DIGITAL LIBRARY
INFORMATION LITERACY: FROM A COMPETENCE FRAMEWORK TO THE DEVELOPMENT OF A VERTICAL CURRICULUM
Università degli Studi di Firenze (ITALY)
About this paper:
Appears in: EDULEARN24 Proceedings
Publication year: 2024
Page: 10290 (abstract only)
ISBN: 978-84-09-62938-1
ISSN: 2340-1117
doi: 10.21125/edulearn.2024.2506
Conference name: 16th International Conference on Education and New Learning Technologies
Dates: 1-3 July, 2024
Location: Palma, Spain
Abstract:
Information literacy is included among the foundational skills for the 21st century and involves a critical and responsible use of data and web resources (Dede, 2010; WEF, 2015; Vuorikari, Kluzer, Punie, 2022). Some frameworks, specifically aimed at schools, promote the development of this skill according to technical, ethical, cognitive, motivational dimensions (Menichetti, 2017). Frameworks provide a horizon of meaning, but to make them effective it is necessary to translate them into curricula: intentional, systematic, explicit proposals, through which each school institution, considering its own context and within the scope of its autonomy, composes the learning experiences designed by teachers (Tyler, 1949; Kerr, 1969).

This paper illustrates the work of a team, made up of teachers from various levels and grades of school and university experts, within a project funded by the Italian Ministry of Education, aimed at the creation of curricula for the development of digital competences, tested within exemplary practices.

The project adopted the action-research methodology, leading to a recursive process of design, implementation, observation, reflection by a “community of inquiry” (Kemmis & McTaggart, 1982; Wells, 1999).
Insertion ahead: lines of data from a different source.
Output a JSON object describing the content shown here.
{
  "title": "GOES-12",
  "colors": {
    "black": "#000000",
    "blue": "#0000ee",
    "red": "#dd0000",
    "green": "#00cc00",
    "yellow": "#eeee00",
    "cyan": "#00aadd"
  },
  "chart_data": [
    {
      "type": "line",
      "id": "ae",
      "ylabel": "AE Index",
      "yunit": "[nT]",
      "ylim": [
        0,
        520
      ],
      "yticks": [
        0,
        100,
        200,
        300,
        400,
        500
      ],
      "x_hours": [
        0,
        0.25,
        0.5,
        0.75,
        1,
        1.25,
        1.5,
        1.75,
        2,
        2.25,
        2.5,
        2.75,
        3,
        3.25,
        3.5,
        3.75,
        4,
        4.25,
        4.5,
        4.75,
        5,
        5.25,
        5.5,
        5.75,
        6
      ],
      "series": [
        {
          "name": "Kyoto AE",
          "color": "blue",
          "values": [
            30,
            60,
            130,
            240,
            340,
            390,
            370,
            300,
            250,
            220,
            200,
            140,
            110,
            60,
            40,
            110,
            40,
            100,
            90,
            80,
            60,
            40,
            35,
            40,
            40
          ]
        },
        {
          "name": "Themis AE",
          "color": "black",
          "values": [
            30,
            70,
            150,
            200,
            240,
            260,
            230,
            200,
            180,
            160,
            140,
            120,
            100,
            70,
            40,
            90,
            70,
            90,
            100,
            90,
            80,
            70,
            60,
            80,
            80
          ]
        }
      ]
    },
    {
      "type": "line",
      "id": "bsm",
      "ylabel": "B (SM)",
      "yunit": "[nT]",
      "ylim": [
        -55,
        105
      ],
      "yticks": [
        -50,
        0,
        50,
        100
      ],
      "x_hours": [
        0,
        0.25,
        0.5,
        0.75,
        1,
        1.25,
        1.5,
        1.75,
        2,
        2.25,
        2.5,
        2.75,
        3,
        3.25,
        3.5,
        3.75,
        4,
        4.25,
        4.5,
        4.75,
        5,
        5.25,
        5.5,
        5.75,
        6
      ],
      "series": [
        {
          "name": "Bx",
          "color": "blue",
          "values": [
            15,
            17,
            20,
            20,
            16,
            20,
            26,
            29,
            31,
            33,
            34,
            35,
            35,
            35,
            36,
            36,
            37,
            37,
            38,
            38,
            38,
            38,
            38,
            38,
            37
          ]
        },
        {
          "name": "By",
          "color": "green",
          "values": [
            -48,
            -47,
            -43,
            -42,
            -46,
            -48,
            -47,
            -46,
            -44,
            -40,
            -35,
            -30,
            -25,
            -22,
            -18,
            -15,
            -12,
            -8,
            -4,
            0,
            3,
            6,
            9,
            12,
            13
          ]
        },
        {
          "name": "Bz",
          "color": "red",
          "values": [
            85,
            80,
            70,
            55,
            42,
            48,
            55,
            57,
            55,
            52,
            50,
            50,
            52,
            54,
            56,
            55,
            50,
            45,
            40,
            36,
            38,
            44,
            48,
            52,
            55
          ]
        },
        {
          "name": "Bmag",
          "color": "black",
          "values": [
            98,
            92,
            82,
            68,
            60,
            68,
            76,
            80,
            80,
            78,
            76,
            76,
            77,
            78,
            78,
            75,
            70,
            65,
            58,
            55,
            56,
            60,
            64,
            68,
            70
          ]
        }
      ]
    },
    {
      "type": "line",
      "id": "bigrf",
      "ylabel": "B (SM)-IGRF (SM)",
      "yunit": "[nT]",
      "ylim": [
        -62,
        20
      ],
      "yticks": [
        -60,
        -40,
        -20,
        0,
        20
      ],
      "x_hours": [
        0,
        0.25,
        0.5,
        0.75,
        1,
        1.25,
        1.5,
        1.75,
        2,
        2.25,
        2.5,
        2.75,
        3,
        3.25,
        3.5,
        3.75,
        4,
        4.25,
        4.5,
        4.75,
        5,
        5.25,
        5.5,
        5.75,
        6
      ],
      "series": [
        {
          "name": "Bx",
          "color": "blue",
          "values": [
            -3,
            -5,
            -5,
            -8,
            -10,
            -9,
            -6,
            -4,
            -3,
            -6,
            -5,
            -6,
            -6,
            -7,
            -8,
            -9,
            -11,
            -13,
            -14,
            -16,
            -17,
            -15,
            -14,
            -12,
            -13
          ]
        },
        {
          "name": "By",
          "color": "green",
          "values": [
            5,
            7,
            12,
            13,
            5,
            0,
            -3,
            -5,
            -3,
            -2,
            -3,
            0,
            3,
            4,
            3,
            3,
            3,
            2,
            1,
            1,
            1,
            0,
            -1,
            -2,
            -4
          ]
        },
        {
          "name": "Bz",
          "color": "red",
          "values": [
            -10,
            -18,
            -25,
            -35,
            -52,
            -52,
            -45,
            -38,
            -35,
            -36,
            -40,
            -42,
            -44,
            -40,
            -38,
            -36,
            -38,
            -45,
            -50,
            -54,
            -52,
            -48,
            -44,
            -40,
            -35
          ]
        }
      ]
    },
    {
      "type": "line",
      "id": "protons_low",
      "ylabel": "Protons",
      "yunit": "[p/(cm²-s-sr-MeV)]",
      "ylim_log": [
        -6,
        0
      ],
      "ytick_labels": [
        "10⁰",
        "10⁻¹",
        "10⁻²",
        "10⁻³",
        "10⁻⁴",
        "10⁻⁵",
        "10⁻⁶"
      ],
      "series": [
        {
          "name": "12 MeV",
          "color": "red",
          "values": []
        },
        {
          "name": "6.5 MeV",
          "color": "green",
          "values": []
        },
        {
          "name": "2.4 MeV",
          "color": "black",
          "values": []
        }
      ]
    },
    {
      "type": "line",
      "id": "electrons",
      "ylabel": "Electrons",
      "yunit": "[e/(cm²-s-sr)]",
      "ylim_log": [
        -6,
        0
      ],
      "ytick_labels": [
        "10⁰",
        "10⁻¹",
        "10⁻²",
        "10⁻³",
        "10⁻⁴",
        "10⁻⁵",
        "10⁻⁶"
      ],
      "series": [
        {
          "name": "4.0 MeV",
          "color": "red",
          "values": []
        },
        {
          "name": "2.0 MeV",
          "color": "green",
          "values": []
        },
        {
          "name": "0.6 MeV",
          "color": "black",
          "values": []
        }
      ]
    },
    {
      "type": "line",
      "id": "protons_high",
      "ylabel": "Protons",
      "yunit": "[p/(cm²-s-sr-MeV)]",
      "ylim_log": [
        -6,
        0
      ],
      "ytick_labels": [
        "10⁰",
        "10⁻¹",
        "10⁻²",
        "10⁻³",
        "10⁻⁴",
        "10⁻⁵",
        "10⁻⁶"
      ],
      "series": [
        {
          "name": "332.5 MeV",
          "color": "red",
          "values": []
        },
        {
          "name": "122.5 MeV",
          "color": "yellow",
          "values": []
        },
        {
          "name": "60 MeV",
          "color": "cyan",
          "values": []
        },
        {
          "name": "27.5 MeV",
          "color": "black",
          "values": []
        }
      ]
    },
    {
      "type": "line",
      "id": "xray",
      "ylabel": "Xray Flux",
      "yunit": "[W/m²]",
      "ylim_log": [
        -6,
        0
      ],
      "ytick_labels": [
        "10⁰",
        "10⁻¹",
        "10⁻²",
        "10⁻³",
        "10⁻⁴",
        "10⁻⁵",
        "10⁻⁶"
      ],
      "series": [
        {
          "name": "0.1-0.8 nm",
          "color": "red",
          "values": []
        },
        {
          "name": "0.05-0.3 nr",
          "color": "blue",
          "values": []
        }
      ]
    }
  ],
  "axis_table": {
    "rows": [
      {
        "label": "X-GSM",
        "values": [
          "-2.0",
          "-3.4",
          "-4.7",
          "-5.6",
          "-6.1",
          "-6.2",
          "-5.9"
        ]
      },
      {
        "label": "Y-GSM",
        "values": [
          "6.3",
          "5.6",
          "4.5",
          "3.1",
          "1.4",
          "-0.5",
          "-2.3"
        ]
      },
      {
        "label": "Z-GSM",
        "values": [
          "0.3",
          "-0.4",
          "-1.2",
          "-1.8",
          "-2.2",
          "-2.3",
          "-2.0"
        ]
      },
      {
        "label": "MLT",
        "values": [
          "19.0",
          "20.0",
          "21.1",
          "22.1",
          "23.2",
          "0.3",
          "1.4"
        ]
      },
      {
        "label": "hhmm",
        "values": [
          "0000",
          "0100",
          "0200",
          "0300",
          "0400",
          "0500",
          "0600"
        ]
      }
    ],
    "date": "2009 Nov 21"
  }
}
This methodology allowed to elicit the needs of the schools and to value the empirical perspective of the teachers, as well as to have experts challenge from the outside those a priori assumptions that could have hindered the understanding and change of processes.

The experts defined the structure to guide the collaborative design of vertical curricula and indicated effective teaching strategies (Slavin, 1986; Hattie, 2009; Calvani & Menichetti, 2020). The structure was filled with specific educational objectives and contents by the schools, and implemented in thirteen classes (one of kindergarten, two of primary school, three of middle school, seven of secondary school).

The interventions involved, with positive results, teachers of many disciplines, some with not high digital competence. In the school, a loosely coupled organization, collaborative planning often proves to be the only way to change, allowing teachers to appropriate a method and effective strategies, to be able to progressively internalize them.
Keywords:
Digital curriculum, teacher training, action-research, educational design, data literacy, good practices, effective strategies.